Édito — il y a 8 mois

Temps de lecture: 3 minutes

"L’humain transforme les choses, mais l’œuvre a besoin de temps." Cynthia Fleury

Aurons-nous un twist ending mondial ? 

Nous sommes au milieu du gué, les peurs font trembler les démocraties par-delà le monde. La cible : le capitalisme. Le sytème menace de rompre si un nouveau modèle ne donne pas de l’espoir à ceux qui n’en n’ont plus. L’équation sera plurielle et, au confluent de la politique et de l’économie, il y a les hommes, l’humain et les citoyens. L’enjeu sera kantien : faire sortir l’homme de la minorité dont il est lui-même responsable. Le défi sera de transformer les citoyens en irremplaçables, pour changer le destin commun en quelque chose de mieux, de mieux vivable et surtout de plus humaniste.

1

Révolution démocratique 

"Ils ne mouraient pas tous, mais tous étaient frappés." La Fontaine 

Cette phrase résume assez bien l’état des démocraties dans le monde. Pas un pays où la quiétude est exemplaire. Les pays sont tourmentés par des menaces multiples qui vont de la guerre, au terrorisme, en passant par la famine, la pauvreté, le climat, les migrations, jusqu’au capitalisme mortifère qui devient la verrue des démocraties, tant les peuples n’en supportent plus les injustices. 

Depuis trop longtemps, la colère est silencieuse. Aujourd’hui, le murmure est devenu un frémissement, qui lui-même est devenu un grondement, qui menace lui-même de devenir une éruption volcanique. En 2019, les démocraties montrent leurs limites et la nécessité d’en repenser les contours pour les déprendre de leur impuissance dangereuse qui menace les équilibres mondiaux. 

Les identités sont diffractées : les pays ont peine à incarner un dessein qui rassemble et donne de la respiration aux souffrances des peuples et les peuples ne savent plus dans quoi se projeter pour exister. Les mutations du monde aiguisent les vulnérabilités des systèmes politiques mondiaux et encore plus celles des individus. 

La politique doit sortir de sa dimension plébéienne pour repenser le monde à la bonne hauteur. il s’agit de construire une nouvelle éthique de la mondialisation, avec lucidité et courage, pour faire face avec les bonnes réponses aux mutations du monde qui vient. Les classes politiques doivent cesser d’instrumentaliser les peurs pour anoblir la dimension représentative de la démocratie et lui redonner une incarnation citoyenne qui dépasse les réflexes d’un système élitiste qui promeut la reproduction des élites, créant ainsi une frontière sociale dissonante. L’enjeu est d’unir plutôt que de désunir. Le défi est de mettre un terme à l’incapacité générale de penser le monde pour repenser le rôle des états et des citoyens, mais sans démagogie aucune. 

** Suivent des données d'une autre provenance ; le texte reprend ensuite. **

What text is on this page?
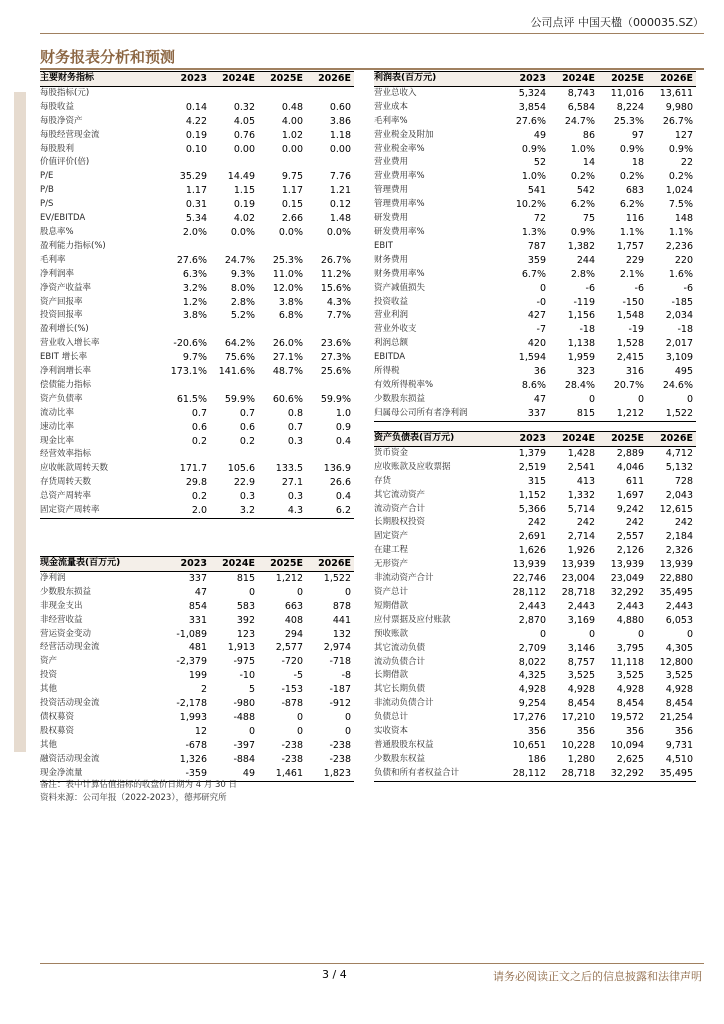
公司点评 中国天楹（000035.SZ）
财务报表分析和预测
主要财务指标	2023	2024E	2025E	2026E
每股指标(元)				
每股收益	0.14	0.32	0.48	0.60
每股净资产	4.22	4.05	4.00	3.86
每股经营现金流	0.19	0.76	1.02	1.18
每股股利	0.10	0.00	0.00	0.00
价值评价(倍)				
P/E	35.29	14.49	9.75	7.76
P/B	1.17	1.15	1.17	1.21
P/S	0.31	0.19	0.15	0.12
EV/EBITDA	5.34	4.02	2.66	1.48
股息率%	2.0%	0.0%	0.0%	0.0%
盈利能力指标(%)				
毛利率	27.6%	24.7%	25.3%	26.7%
净利润率	6.3%	9.3%	11.0%	11.2%
净资产收益率	3.2%	8.0%	12.0%	15.6%
资产回报率	1.2%	2.8%	3.8%	4.3%
投资回报率	3.8%	5.2%	6.8%	7.7%
盈利增长(%)				
营业收入增长率	-20.6%	64.2%	26.0%	23.6%
EBIT 增长率	9.7%	75.6%	27.1%	27.3%
净利润增长率	173.1%	141.6%	48.7%	25.6%
偿债能力指标				
资产负债率	61.5%	59.9%	60.6%	59.9%
流动比率	0.7	0.7	0.8	1.0
速动比率	0.6	0.6	0.7	0.9
现金比率	0.2	0.2	0.3	0.4
经营效率指标				
应收帐款周转天数	171.7	105.6	133.5	136.9
存货周转天数	29.8	22.9	27.1	26.6
总资产周转率	0.2	0.3	0.3	0.4
固定资产周转率	2.0	3.2	4.3	6.2
利润表(百万元)	2023	2024E	2025E	2026E
营业总收入	5,324	8,743	11,016	13,611
营业成本	3,854	6,584	8,224	9,980
毛利率%	27.6%	24.7%	25.3%	26.7%
营业税金及附加	49	86	97	127
营业税金率%	0.9%	1.0%	0.9%	0.9%
营业费用	52	14	18	22
营业费用率%	1.0%	0.2%	0.2%	0.2%
管理费用	541	542	683	1,024
管理费用率%	10.2%	6.2%	6.2%	7.5%
研发费用	72	75	116	148
研发费用率%	1.3%	0.9%	1.1%	1.1%
EBIT	787	1,382	1,757	2,236
财务费用	359	244	229	220
财务费用率%	6.7%	2.8%	2.1%	1.6%
资产减值损失	0	-6	-6	-6
投资收益	-0	-119	-150	-185
营业利润	427	1,156	1,548	2,034
营业外收支	-7	-18	-19	-18
利润总额	420	1,138	1,528	2,017
EBITDA	1,594	1,959	2,415	3,109
所得税	36	323	316	495
有效所得税率%	8.6%	28.4%	20.7%	24.6%
少数股东损益	47	0	0	0
归属母公司所有者净利润	337	815	1,212	1,522
现金流量表(百万元)	2023	2024E	2025E	2026E
净利润	337	815	1,212	1,522
少数股东损益	47	0	0	0
非现金支出	854	583	663	878
非经营收益	331	392	408	441
营运资金变动	-1,089	123	294	132
经营活动现金流	481	1,913	2,577	2,974
资产	-2,379	-975	-720	-718
投资	199	-10	-5	-8
其他	2	5	-153	-187
投资活动现金流	-2,178	-980	-878	-912
债权募资	1,993	-488	0	0
股权募资	12	0	0	0
其他	-678	-397	-238	-238
融资活动现金流	1,326	-884	-238	-238
现金净流量	-359	49	1,461	1,823
资产负债表(百万元)	2023	2024E	2025E	2026E
货币资金	1,379	1,428	2,889	4,712
应收账款及应收票据	2,519	2,541	4,046	5,132
存货	315	413	611	728
其它流动资产	1,152	1,332	1,697	2,043
流动资产合计	5,366	5,714	9,242	12,615
长期股权投资	242	242	242	242
固定资产	2,691	2,714	2,557	2,184
在建工程	1,626	1,926	2,126	2,326
无形资产	13,939	13,939	13,939	13,939
非流动资产合计	22,746	23,004	23,049	22,880
资产总计	28,112	28,718	32,292	35,495
短期借款	2,443	2,443	2,443	2,443
应付票据及应付账款	2,870	3,169	4,880	6,053
预收账款	0	0	0	0
其它流动负债	2,709	3,146	3,795	4,305
流动负债合计	8,022	8,757	11,118	12,800
长期借款	4,325	3,525	3,525	3,525
其它长期负债	4,928	4,928	4,928	4,928
非流动负债合计	9,254	8,454	8,454	8,454
负债总计	17,276	17,210	19,572	21,254
实收资本	356	356	356	356
普通股股东权益	10,651	10,228	10,094	9,731
少数股东权益	186	1,280	2,625	4,510
负债和所有者权益合计	28,112	28,718	32,292	35,495
备注：表中计算估值指标的收盘价日期为 4 月 30 日
资料来源：公司年报（2022-2023），德邦研究所
3 / 4	请务必阅读正文之后的信息披露和法律声明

Le temps est venu de réparer les démocraties et d’inventer une intelligence institutionnelle qui célèbre le commun plutôt que l’individu. Il faut méditer le concept de paideia pour réussir à élever l’individu vers une culture qui le rende capable d’exercer sa fonction de citoyen et d’acquérir les vertus. L’éducation, jusqu’à la culture, ont de fait une place fondamentale à jouer dans l’individuation des peuples. 

Le projet mondial doit être de donner de nouveaux repères dans le respect d’un cadre global et local. Il s’agit de créer des marqueurs communs, tout en respectant les particularismes nationaux. Cela exige par ailleurs de lutter contre le simplisme intellectuel qui consiste à faire le récit des défaillances systémiques avec des raccourcis qui insultent l’intelligence collective, en voulant nier le réel de la complexité du monde actuel et à venir. 

Le monde s’organise à nouveau autour de blocs. Ce ne sont plus les frontières de la guerre froide, mais de nouvelles recomposées à l’aune de la révolution technologique. La nouvelle guerre est digitale. Le leadership mondial se redistribue à l’aune de l’influence technologique. Les nouvelles règles du jeu mondial se dessinent au gré des avancées technologiques et du curseur de l’éthique privilégié par les nouveaux maîtres du monde. 

Et, la France est en reste, car l’Europe est en reste. Il y a donc urgence à réinventer l’Europe pour ne pas être relayés au rang de spectateur passif. 

2

Révolution économique 

L’invention d’un nouveau capitalisme économique basé sur la multitude qui démultiplie la marge financière, en ayant recours à un nombre minimum de travailleurs, (re)dessine les frontières du capitalisme qui mute en capitalisme sauvage avec des règles qui s’inventent sous nos yeux. 

Cette nouvelle donne recrée une néo-lutte des classes articulée autour de l’aristocratie historique aux côtés de laquelle prospère désormais une nouvelle aristocratie technologique qui met au défi le reste du monde, incluant le monde traditionnel, ce monde brick & mortar qui peine à comprendre ce nouveau monde avec ces nouvelles règles qui émergent rapidement, sans crier gare, et donnent naissance à de nouveaux rapports de force qui menacent leur vie au quotidien. Cette industrie-là est profondément déstabilisée et pour le plus grand nombre échoue à se transformer. Cette déstabilisation est devenue une peur diffuse qui vulnérabilise les salariés qui sentent le danger arriver, sans comprendre les tenants et les aboutissants de ce saut quantique.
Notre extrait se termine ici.